Treatment Pre Hospital
Initial management includes airway support and intravenous fluid resuscitation as needed.
Initial Stabilization And Therapy
Patients with acute erosive or hemorrhagic gastritis and hemodynamic instability require aggressive fluid resuscitation with lactated Ringer solution or normal saline via two large-bore IV lines. Nasogastric tube placement is indicated for hematemesis or unstable patients, and Foley catheterization may be used to monitor volume status.
Emergency Department Treatment And Procedures
Symptom control includes antacids, gastrointestinal cocktail therapy, H2 receptor antagonists, proton pump inhibitors, and sucralfate. Narcotics should be avoided as they may mask serious illness. Acute hemorrhagic gastritis requires IV fluids, blood transfusion if indicated, and correction of underlying causes such as alcohol use, sepsis, NSAIDs, or trauma. Stress gastritis prevention in critically ill patients involves antacids or IV H2 blockers or proton pump inhibitors to maintain gastric pH above four. Chronic gastritis due to Helicobacter pylori requires eradication therapy with appropriate antibiotic regimens. Vitamin B12 supplementation is indicated in atrophic gastritis.
Medication
Therapeutic options include antacids, H2 blockers, proton pump inhibitors, sucralfate, bismuth subsalicylate, and misoprostol. First-line Helicobacter pylori treatment consists of triple therapy using a proton pump inhibitor with clarithromycin and amoxicillin or metronidazole. Sequential and bismuth-based quadruple therapies are used in high-resistance or treatment-failure settings.
Follow-Up Disposition
Admission is required for patients with acute hemorrhagic or erosive gastritis presenting with upper gastrointestinal bleeding, tachycardia, hypotension, uncontrolled pain or vomiting, or coagulopathy. Stable patients with normal examinations, laboratory results, and heme-negative stools may be discharged. Patients with heme-positive stools may be discharged only if vital signs and hematocrit are stable and nasogastric aspiration is negative.
Follow-Up Recommendations
Close outpatient follow-up with a gastroenterologist is recommended for endoscopy, biopsy, and Helicobacter pylori testing.

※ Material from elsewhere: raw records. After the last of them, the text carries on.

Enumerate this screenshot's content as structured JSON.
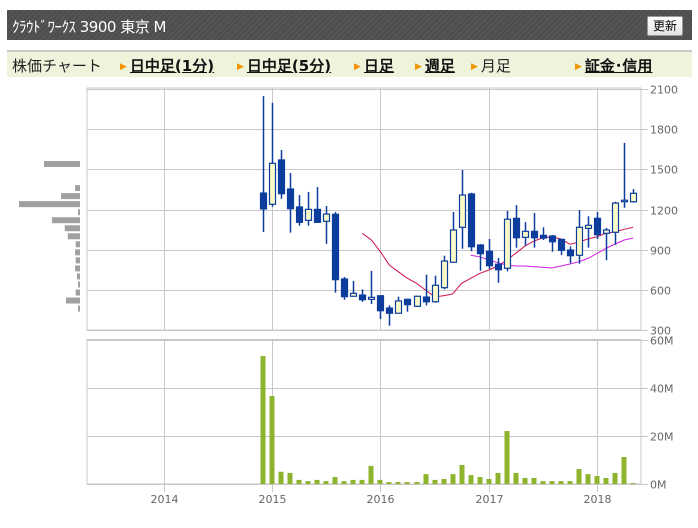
{
  "header": {
    "title": "ｸﾗｳﾄﾞﾜｰｸｽ 3900 東京 M",
    "refresh_label": "更新"
  },
  "nav": {
    "section_label": "株価チャート",
    "items": [
      {
        "label": "日中足(1分)",
        "link": true
      },
      {
        "label": "日中足(5分)",
        "link": true
      },
      {
        "label": "日足",
        "link": true
      },
      {
        "label": "週足",
        "link": true
      },
      {
        "label": "月足",
        "link": false,
        "current": true
      },
      {
        "label": "証金･信用",
        "link": true
      }
    ]
  },
  "colors": {
    "candle": "#0c3c9c",
    "candle_up_fill": "#fcfcc8",
    "ma_short": "#d0104c",
    "ma_long": "#d21ee6",
    "volume": "#8db32f",
    "price_volume": "#a0a0a0",
    "grid": "#c8c8c8"
  },
  "chart_data": [
    {
      "type": "candlestick",
      "period": "monthly",
      "price_axis": {
        "ylim": [
          300,
          2100
        ],
        "ticks": [
          "2100",
          "1800",
          "1500",
          "1200",
          "900",
          "600",
          "300"
        ],
        "position": "right"
      },
      "x_axis": {
        "ticks": [
          "2014",
          "2015",
          "2016",
          "2017",
          "2018"
        ]
      },
      "grid": true,
      "candles": [
        {
          "d": "2014-12",
          "o": 1323,
          "h": 2047,
          "l": 1032,
          "c": 1204
        },
        {
          "d": "2015-01",
          "o": 1239,
          "h": 1997,
          "l": 1221,
          "c": 1545
        },
        {
          "d": "2015-02",
          "o": 1570,
          "h": 1644,
          "l": 1280,
          "c": 1318
        },
        {
          "d": "2015-03",
          "o": 1353,
          "h": 1472,
          "l": 1027,
          "c": 1206
        },
        {
          "d": "2015-04",
          "o": 1219,
          "h": 1308,
          "l": 1079,
          "c": 1104
        },
        {
          "d": "2015-05",
          "o": 1119,
          "h": 1331,
          "l": 1079,
          "c": 1201
        },
        {
          "d": "2015-06",
          "o": 1201,
          "h": 1368,
          "l": 1104,
          "c": 1104
        },
        {
          "d": "2015-07",
          "o": 1112,
          "h": 1226,
          "l": 944,
          "c": 1166
        },
        {
          "d": "2015-08",
          "o": 1164,
          "h": 1181,
          "l": 579,
          "c": 676
        },
        {
          "d": "2015-09",
          "o": 681,
          "h": 696,
          "l": 526,
          "c": 549
        },
        {
          "d": "2015-10",
          "o": 552,
          "h": 666,
          "l": 552,
          "c": 574
        },
        {
          "d": "2015-11",
          "o": 561,
          "h": 604,
          "l": 511,
          "c": 526
        },
        {
          "d": "2015-12",
          "o": 529,
          "h": 741,
          "l": 494,
          "c": 544
        },
        {
          "d": "2016-01",
          "o": 556,
          "h": 556,
          "l": 382,
          "c": 444
        },
        {
          "d": "2016-02",
          "o": 464,
          "h": 484,
          "l": 332,
          "c": 425
        },
        {
          "d": "2016-03",
          "o": 425,
          "h": 549,
          "l": 425,
          "c": 517
        },
        {
          "d": "2016-04",
          "o": 529,
          "h": 534,
          "l": 437,
          "c": 489
        },
        {
          "d": "2016-05",
          "o": 477,
          "h": 556,
          "l": 474,
          "c": 552
        },
        {
          "d": "2016-06",
          "o": 546,
          "h": 713,
          "l": 484,
          "c": 511
        },
        {
          "d": "2016-07",
          "o": 511,
          "h": 706,
          "l": 504,
          "c": 634
        },
        {
          "d": "2016-08",
          "o": 616,
          "h": 855,
          "l": 604,
          "c": 815
        },
        {
          "d": "2016-09",
          "o": 806,
          "h": 1181,
          "l": 806,
          "c": 1047
        },
        {
          "d": "2016-10",
          "o": 1067,
          "h": 1495,
          "l": 907,
          "c": 1308
        },
        {
          "d": "2016-11",
          "o": 1316,
          "h": 1325,
          "l": 888,
          "c": 922
        },
        {
          "d": "2016-12",
          "o": 935,
          "h": 942,
          "l": 743,
          "c": 870
        },
        {
          "d": "2017-01",
          "o": 888,
          "h": 980,
          "l": 756,
          "c": 780
        },
        {
          "d": "2017-02",
          "o": 791,
          "h": 838,
          "l": 653,
          "c": 750
        },
        {
          "d": "2017-03",
          "o": 761,
          "h": 1189,
          "l": 738,
          "c": 1127
        },
        {
          "d": "2017-04",
          "o": 1134,
          "h": 1233,
          "l": 915,
          "c": 989
        },
        {
          "d": "2017-05",
          "o": 992,
          "h": 1106,
          "l": 927,
          "c": 1037
        },
        {
          "d": "2017-06",
          "o": 1037,
          "h": 1174,
          "l": 915,
          "c": 989
        },
        {
          "d": "2017-07",
          "o": 1007,
          "h": 1067,
          "l": 972,
          "c": 987
        },
        {
          "d": "2017-08",
          "o": 1002,
          "h": 1010,
          "l": 885,
          "c": 959
        },
        {
          "d": "2017-09",
          "o": 977,
          "h": 980,
          "l": 860,
          "c": 895
        },
        {
          "d": "2017-10",
          "o": 897,
          "h": 925,
          "l": 798,
          "c": 855
        },
        {
          "d": "2017-11",
          "o": 858,
          "h": 1196,
          "l": 795,
          "c": 1067
        },
        {
          "d": "2017-12",
          "o": 1059,
          "h": 1149,
          "l": 915,
          "c": 1082
        },
        {
          "d": "2018-01",
          "o": 1134,
          "h": 1181,
          "l": 980,
          "c": 1012
        },
        {
          "d": "2018-02",
          "o": 1022,
          "h": 1062,
          "l": 821,
          "c": 1047
        },
        {
          "d": "2018-03",
          "o": 1030,
          "h": 1258,
          "l": 937,
          "c": 1248
        },
        {
          "d": "2018-04",
          "o": 1265,
          "h": 1697,
          "l": 1213,
          "c": 1269
        },
        {
          "d": "2018-05",
          "o": 1258,
          "h": 1353,
          "l": 1251,
          "c": 1321
        }
      ],
      "moving_averages": [
        {
          "color_key": "ma_short",
          "start": "2015-11",
          "values": [
            1022,
            972,
            885,
            785,
            735,
            686,
            649,
            599,
            549,
            556,
            570,
            649,
            686,
            723,
            748,
            778,
            823,
            873,
            927,
            964,
            989,
            997,
            980,
            940,
            959,
            980,
            997,
            1022,
            1034,
            1052,
            1067
          ]
        },
        {
          "color_key": "ma_long",
          "start": "2016-11",
          "values": [
            858,
            847,
            823,
            803,
            785,
            778,
            778,
            773,
            768,
            763,
            778,
            793,
            810,
            835,
            873,
            910,
            942,
            972,
            987
          ]
        }
      ],
      "price_volume_profile": {
        "bin_prices": [
          1540,
          1480,
          1420,
          1360,
          1300,
          1240,
          1180,
          1120,
          1060,
          1000,
          940,
          880,
          820,
          760,
          700,
          640,
          580,
          520,
          460
        ],
        "relative_volume": [
          59,
          0,
          0,
          8,
          31,
          100,
          3,
          46,
          25,
          20,
          7,
          8,
          7,
          8,
          5,
          3,
          7,
          23,
          3
        ]
      }
    },
    {
      "type": "bar",
      "title": "",
      "y_axis": {
        "ylim": [
          0,
          60
        ],
        "unit": "M",
        "ticks": [
          "60M",
          "40M",
          "20M",
          "0M"
        ],
        "position": "right"
      },
      "volume_millions": [
        53.1,
        36.5,
        5.1,
        4.6,
        1.7,
        1.2,
        1.7,
        1.2,
        2.9,
        1.2,
        1.7,
        1.7,
        7.5,
        1.7,
        0.8,
        0.8,
        0.8,
        0.8,
        4.1,
        1.7,
        2.1,
        4.1,
        7.9,
        3.7,
        2.9,
        2.1,
        4.6,
        22.0,
        4.6,
        2.5,
        2.5,
        1.2,
        1.2,
        1.2,
        1.2,
        6.2,
        4.1,
        3.3,
        2.5,
        4.6,
        11.2,
        0.4
      ]
    }
  ]
}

Clinical Pearls And Common Errors
Gastritis and gastropathy are common emergency department presentations characterized by dyspepsia, nausea, and vomiting. Management should include both diagnostic evaluation and targeted therapy. Treatment often involves Helicobacter pylori eradication, though antibiotic resistance is increasing. Early gastroenterology follow-up is essential to detect gastric dysplasia or malignancy.